Pulmonary neuroendocrine tumor
ICD-10 C34.9 · ICD-11 2C25.4

Treatment of advanced or metastatic atypical lung carcinoid, including significantly progressive and post-somatostatin analogue disease

This protocol addresses the management of pulmonary neuroendocrine tumors in patients presenting with advanced or metastatic atypical lung carcinoid — including high-grade cases — as well as those with significantly progressive disease or carcinoid that has progressed following somatostatin analogue therapy.

Clinical scenario

Advanced or metastatic atypical lung carcinoid (including high-grade), significantly progressive carcinoid, or disease that has progressed after somatostatin analogue therapy. These situations call for a structured, evidence-based treatment approach.

Treatment approach

For this scenario, targeted therapy plays a central role as a first-line option in atypical carcinoid, with cytotoxic chemotherapy representing an alternative strategy in select patients.

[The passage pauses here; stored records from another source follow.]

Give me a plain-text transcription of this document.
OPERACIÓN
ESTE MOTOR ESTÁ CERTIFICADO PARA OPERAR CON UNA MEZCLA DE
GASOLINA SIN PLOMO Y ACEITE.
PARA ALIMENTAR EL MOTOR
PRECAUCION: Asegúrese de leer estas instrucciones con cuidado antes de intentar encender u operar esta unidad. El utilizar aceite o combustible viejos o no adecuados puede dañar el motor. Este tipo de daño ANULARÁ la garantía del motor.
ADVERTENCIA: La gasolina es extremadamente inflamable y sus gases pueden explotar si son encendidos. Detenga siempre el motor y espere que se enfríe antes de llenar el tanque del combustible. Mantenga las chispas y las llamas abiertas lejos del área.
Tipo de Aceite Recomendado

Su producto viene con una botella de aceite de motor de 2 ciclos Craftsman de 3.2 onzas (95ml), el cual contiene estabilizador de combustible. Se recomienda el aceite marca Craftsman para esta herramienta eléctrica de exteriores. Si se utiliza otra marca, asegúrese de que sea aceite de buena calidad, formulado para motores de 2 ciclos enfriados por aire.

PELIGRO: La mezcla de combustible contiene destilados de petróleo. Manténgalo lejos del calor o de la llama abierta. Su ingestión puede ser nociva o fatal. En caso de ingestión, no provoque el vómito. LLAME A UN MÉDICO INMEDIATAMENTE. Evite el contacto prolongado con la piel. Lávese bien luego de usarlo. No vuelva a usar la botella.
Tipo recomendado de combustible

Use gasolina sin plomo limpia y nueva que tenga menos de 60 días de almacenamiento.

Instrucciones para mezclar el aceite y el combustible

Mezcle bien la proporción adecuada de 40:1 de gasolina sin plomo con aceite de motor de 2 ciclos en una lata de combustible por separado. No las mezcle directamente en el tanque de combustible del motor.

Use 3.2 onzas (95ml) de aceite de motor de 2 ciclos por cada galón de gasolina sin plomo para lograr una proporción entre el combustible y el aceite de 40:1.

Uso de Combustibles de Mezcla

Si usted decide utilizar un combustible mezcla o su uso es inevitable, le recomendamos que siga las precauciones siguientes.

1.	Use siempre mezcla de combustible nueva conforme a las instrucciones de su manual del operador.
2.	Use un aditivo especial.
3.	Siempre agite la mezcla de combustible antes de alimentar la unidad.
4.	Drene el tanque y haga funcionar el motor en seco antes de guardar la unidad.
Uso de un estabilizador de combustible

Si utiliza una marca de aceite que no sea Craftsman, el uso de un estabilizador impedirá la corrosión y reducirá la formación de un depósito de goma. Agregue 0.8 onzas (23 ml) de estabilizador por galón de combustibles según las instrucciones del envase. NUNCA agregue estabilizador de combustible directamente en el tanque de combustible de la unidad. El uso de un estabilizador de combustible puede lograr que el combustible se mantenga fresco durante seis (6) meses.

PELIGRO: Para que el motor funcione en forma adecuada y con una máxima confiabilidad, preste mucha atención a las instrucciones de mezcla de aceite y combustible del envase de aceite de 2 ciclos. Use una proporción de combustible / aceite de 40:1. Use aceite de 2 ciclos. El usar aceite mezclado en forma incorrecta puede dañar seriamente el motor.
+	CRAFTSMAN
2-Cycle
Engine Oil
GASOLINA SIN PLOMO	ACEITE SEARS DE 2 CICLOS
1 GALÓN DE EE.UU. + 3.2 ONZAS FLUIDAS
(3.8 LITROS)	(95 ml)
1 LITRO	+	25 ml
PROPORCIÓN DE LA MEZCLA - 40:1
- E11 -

Complete regimen details, sequencing, and eligibility criteria are in the full protocol.

References

DOI: 10.1016/j.annonc.2021.01.003

Everolimus is considered as first-line therapy in the majority of ACs or following progression to SSA for both TC and AC patients [II, B].

Everolimus is recommended either as first line in case of AC or, second-line post-SSA, in patients with TC and or progressive advanced LCs and ThCs [II, B].

Dacarbazine/temozolomide-based ChT as first line, and platinum-based ChT as second line, are recommended in advanced LC patients refractory or intolerant to everolimus therapy [IV, C].